Saygılı son olarak gerçek bir normalleşme için KESK’in şu taleplerini sıraladı:

“* Kamu hizmetlerinin piyasalaştırılmasına ve özelleştirme soygununa son verilsin.

* Bütçe hakkımız önündeki engeller kaldırılsın, ülke kaynaklarının kullanılmasında herkese ücretsiz, nitelikli, ulaşılabilir, anadilinde bir kamu hizmeti sağlanmasına öncelik verilsin.

* Başta salgın koşullarından en çok etkilenen kadınlara olmak üzere, herkese yaşanabilir bir ücret düzeyinin altında olmamak üzere ‘temel bir yurttaşlık geliri’ sağlansın.

* Bütçede toplumsal cinsiyet eşitliği temel alınsın, ücretli kesimler olarak bizlerin omuzlarına yıkılan vergi adaletsizliği yükünün hafifletilmesi için; gelir vergisi adaletsizliğine son verilsin.

* Geçsek de geçmesek de, hizmet alsak da almasak da otoyolların, köprülerin, şehir hastanelerinin müteahhitlerine parası bizim cebimizden çıkan hazine garantilerine son verilsin.

* Temel tüketim maddelerine son bir yıl içinde yapılan zamlar geri alınsın, söz konusu maddelerden alınan KDV sıfırlansın.  

* Yoksulluk sınırı altında geliri olan hanelerin elektrik, doğalgaz, su, internet giderlerinin pandemi tehdidi ortadan kalkıncaya kadar Hazineden karşılansın.

* Ülke kaynaklarının daha fazla silahlanma için değil, barış ve demokrasi için kullanılsın.

‘TOPLU SÖZLEŞME İPTAL EDİLSİN’

* Yaşanan hayat pahalılığı karşısında çoktan hükmünü yitirmiş olan 2020-2021 yıllarını kapsayan ‘toplu sözleşme’nin iptal edilsin.  

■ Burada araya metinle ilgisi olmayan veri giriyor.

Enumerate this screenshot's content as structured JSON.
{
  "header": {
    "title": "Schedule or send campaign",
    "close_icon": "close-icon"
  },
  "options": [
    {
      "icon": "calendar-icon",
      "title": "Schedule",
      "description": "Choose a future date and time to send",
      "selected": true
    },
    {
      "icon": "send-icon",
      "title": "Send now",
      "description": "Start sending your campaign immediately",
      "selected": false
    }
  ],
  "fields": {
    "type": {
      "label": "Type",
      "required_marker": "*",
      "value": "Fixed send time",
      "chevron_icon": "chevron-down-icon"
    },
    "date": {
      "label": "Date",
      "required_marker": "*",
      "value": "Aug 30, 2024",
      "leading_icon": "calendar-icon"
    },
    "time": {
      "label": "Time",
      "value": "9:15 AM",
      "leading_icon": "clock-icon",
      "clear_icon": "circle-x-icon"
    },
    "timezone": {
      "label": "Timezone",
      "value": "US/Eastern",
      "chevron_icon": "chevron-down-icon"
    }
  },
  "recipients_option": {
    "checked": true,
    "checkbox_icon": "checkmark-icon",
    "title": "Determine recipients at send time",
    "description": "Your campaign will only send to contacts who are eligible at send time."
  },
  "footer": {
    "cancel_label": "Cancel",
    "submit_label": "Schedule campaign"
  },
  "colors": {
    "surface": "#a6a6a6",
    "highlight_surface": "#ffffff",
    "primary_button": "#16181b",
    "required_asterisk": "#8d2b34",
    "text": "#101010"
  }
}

* Başta ILO sözleşmeleri olmak üzere uluslararası sözleşmelerle, evrensel sendikal hak ve özgürlüklerle uyumlu, grev hakkı ile tamamlanmış gerçek bir toplu pazarlık sistemine geçilsin,

* Yaşamaya devam ettiğimiz mali kayıpların maaşlarımıza yapılacak ek artışlarla telafi edilsin. Maaşlarımızda yapılacak satışlarda yaşanan gerçek hayat pahalılığının-yoksulluk sınırında yaşanan artış oranı temel alınsın.

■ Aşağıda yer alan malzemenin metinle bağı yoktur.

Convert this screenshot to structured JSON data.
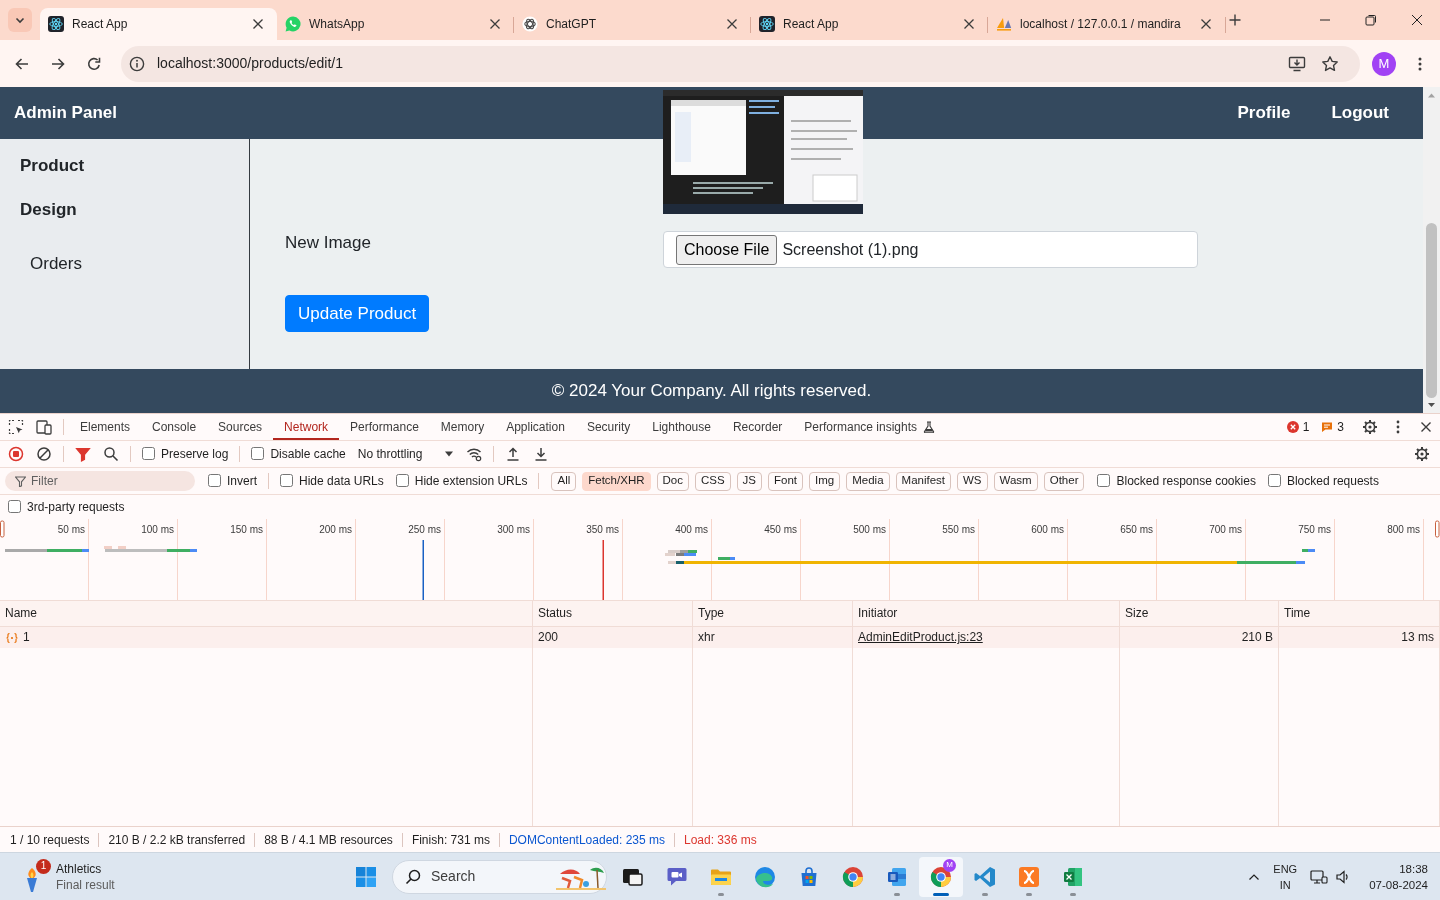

* İş güvencemizi ortadan kaldırmayı hedefleyen her türlü güvencesiz istihdam uygulamasına son verilsin, herkese güvenceli iş ve güvenli gelecek sağlansın.

* Kıdem tazminatı fonu, zorunlu Bireysel Emeklilik Sistemi (BES) ve Tamamlayıcı Emeklilik Sistemi (TES) dayatmalarından vazgeçilmesini, yıllardır tahrip edilen kamusal sosyal güvenlik ve emeklilik sistemimiz güçlendirilsin.

Açıklama atılan, “Sefalete teslim olmayacağız”, “Zam zulüm işkence işte AKP” ve “İnsanca yaşamak istiyoruz” sloganlarıyla son buldu.